How is this calculator useful for NSE/BSE investors in India?
Indian investors frequently average their holdings during market corrections. Select INR as currency. Enter your Zerodha, Groww, or Upstox portfolio average price and quantity. Then enter the current market price and how many shares you want to buy. The calculator shows your new weighted average instantly — exactly what your broker will show in your portfolio after the trade.
Can I use this for mutual funds and ETFs?
Yes. Treat the NAV (Net Asset Value) as the price and units as quantity. Enter your existing average NAV, existing units held, new NAV at which you are buying, and new units. The calculator gives your new average NAV — exactly how mutual fund platforms like Groww, Zerodha Coin, or Fidelity calculate your cost basis.
Is this stock average calculator free?
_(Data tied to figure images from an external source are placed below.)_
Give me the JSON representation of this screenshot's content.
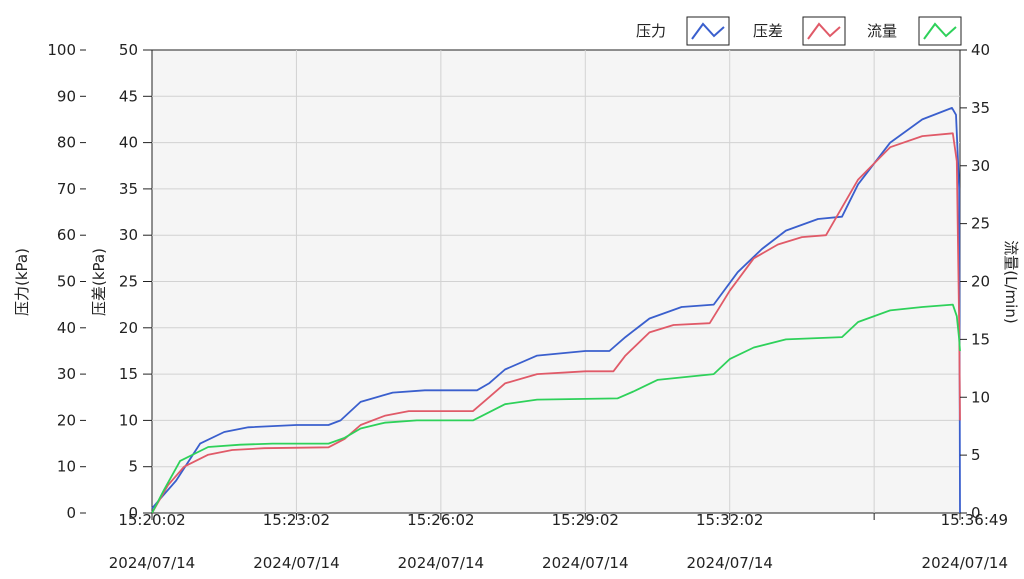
{
  "chart_data": {
    "type": "line",
    "title": "",
    "grid": true,
    "legend_position": "top-right",
    "x": {
      "ticks": [
        {
          "time": "15:20:02",
          "date": "2024/07/14",
          "t": 0
        },
        {
          "time": "15:23:02",
          "date": "2024/07/14",
          "t": 180
        },
        {
          "time": "15:26:02",
          "date": "2024/07/14",
          "t": 360
        },
        {
          "time": "15:29:02",
          "date": "2024/07/14",
          "t": 540
        },
        {
          "time": "15:32:02",
          "date": "2024/07/14",
          "t": 720
        },
        {
          "time": "",
          "date": "",
          "t": 900
        },
        {
          "time": "15:36:49",
          "date": "2024/07/14",
          "t": 1007
        }
      ],
      "range": [
        0,
        1007
      ]
    },
    "axes": {
      "left_outer": {
        "label": "压力(kPa)",
        "range": [
          0,
          100
        ],
        "ticks": [
          "100",
          "90",
          "80",
          "70",
          "60",
          "50",
          "40",
          "30",
          "20",
          "10",
          "0"
        ]
      },
      "left_inner": {
        "label": "压差(kPa)",
        "range": [
          0,
          50
        ],
        "ticks": [
          "50",
          "45",
          "40",
          "35",
          "30",
          "25",
          "20",
          "15",
          "10",
          "5",
          "0"
        ]
      },
      "right": {
        "label": "流量(L/min)",
        "range": [
          0,
          40
        ],
        "ticks": [
          "40",
          "35",
          "30",
          "25",
          "20",
          "15",
          "10",
          "5",
          "0"
        ]
      }
    },
    "series": [
      {
        "name": "压力",
        "axis": "left_outer",
        "color": "#3a5fcd",
        "points": [
          [
            0,
            1
          ],
          [
            10,
            3
          ],
          [
            30,
            7
          ],
          [
            60,
            15
          ],
          [
            90,
            17.5
          ],
          [
            120,
            18.5
          ],
          [
            180,
            19
          ],
          [
            220,
            19
          ],
          [
            235,
            20
          ],
          [
            260,
            24
          ],
          [
            300,
            26
          ],
          [
            340,
            26.5
          ],
          [
            405,
            26.5
          ],
          [
            420,
            28
          ],
          [
            440,
            31
          ],
          [
            480,
            34
          ],
          [
            540,
            35
          ],
          [
            570,
            35
          ],
          [
            590,
            38
          ],
          [
            620,
            42
          ],
          [
            660,
            44.5
          ],
          [
            700,
            45
          ],
          [
            730,
            52
          ],
          [
            760,
            57
          ],
          [
            790,
            61
          ],
          [
            830,
            63.5
          ],
          [
            860,
            64
          ],
          [
            880,
            71
          ],
          [
            920,
            80
          ],
          [
            960,
            85
          ],
          [
            997,
            87.5
          ],
          [
            1002,
            86
          ],
          [
            1006,
            70
          ],
          [
            1007,
            0
          ]
        ]
      },
      {
        "name": "压差",
        "axis": "left_inner",
        "color": "#e05a68",
        "points": [
          [
            0,
            0
          ],
          [
            20,
            3
          ],
          [
            40,
            5
          ],
          [
            70,
            6.3
          ],
          [
            100,
            6.8
          ],
          [
            140,
            7
          ],
          [
            220,
            7.1
          ],
          [
            240,
            8
          ],
          [
            260,
            9.5
          ],
          [
            290,
            10.5
          ],
          [
            320,
            11
          ],
          [
            400,
            11
          ],
          [
            420,
            12.5
          ],
          [
            440,
            14
          ],
          [
            480,
            15
          ],
          [
            540,
            15.3
          ],
          [
            575,
            15.3
          ],
          [
            590,
            17
          ],
          [
            620,
            19.5
          ],
          [
            650,
            20.3
          ],
          [
            695,
            20.5
          ],
          [
            720,
            24
          ],
          [
            750,
            27.5
          ],
          [
            780,
            29
          ],
          [
            810,
            29.8
          ],
          [
            840,
            30
          ],
          [
            860,
            33
          ],
          [
            880,
            36
          ],
          [
            920,
            39.5
          ],
          [
            960,
            40.7
          ],
          [
            998,
            41
          ],
          [
            1003,
            38
          ],
          [
            1006,
            20
          ],
          [
            1007,
            10
          ]
        ]
      },
      {
        "name": "流量",
        "axis": "right",
        "color": "#2ed15a",
        "points": [
          [
            0,
            0
          ],
          [
            15,
            2
          ],
          [
            35,
            4.5
          ],
          [
            70,
            5.7
          ],
          [
            110,
            5.9
          ],
          [
            150,
            6
          ],
          [
            220,
            6
          ],
          [
            240,
            6.5
          ],
          [
            260,
            7.3
          ],
          [
            290,
            7.8
          ],
          [
            330,
            8
          ],
          [
            400,
            8
          ],
          [
            420,
            8.7
          ],
          [
            440,
            9.4
          ],
          [
            480,
            9.8
          ],
          [
            580,
            9.9
          ],
          [
            600,
            10.5
          ],
          [
            630,
            11.5
          ],
          [
            700,
            12
          ],
          [
            720,
            13.3
          ],
          [
            750,
            14.3
          ],
          [
            790,
            15
          ],
          [
            860,
            15.2
          ],
          [
            880,
            16.5
          ],
          [
            920,
            17.5
          ],
          [
            960,
            17.8
          ],
          [
            998,
            18
          ],
          [
            1003,
            17
          ],
          [
            1006,
            15
          ],
          [
            1007,
            14
          ]
        ]
      }
    ]
  }
}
Do I need to register?
100% free, no registration, no login required. Use it unlimited times for any stock, ETF, mutual fund, or cryptocurrency on any global market. Works on all devices including Android, iOS, and desktop.
What is the difference between simple average and weighted average?
Simple average adds all prices and divides by number of transactions, ignoring quantity. Weighted average accounts for the number of shares in each purchase, giving a more accurate cost basis. Example: buying 10 shares at $100 and 90 shares at $50 — simple average is $75 but weighted average is $55. Weighted average is what your broker uses and what matters for your actual profitability.

Why Tracking Your Average Price Matters

Your weighted average purchase price is your true break-even point. Without knowing this number accurately, you cannot tell whether selling a stock will result in a profit or a loss. This is especially critical for tax purposes — capital gains are calculated based on your actual cost basis, not just the last price you paid.

For long-term investors who build positions over months or years through SIP or DCA, the weighted average can be very different from any single purchase price. Our calculator ensures you always know your exact cost basis across any number of buy transactions.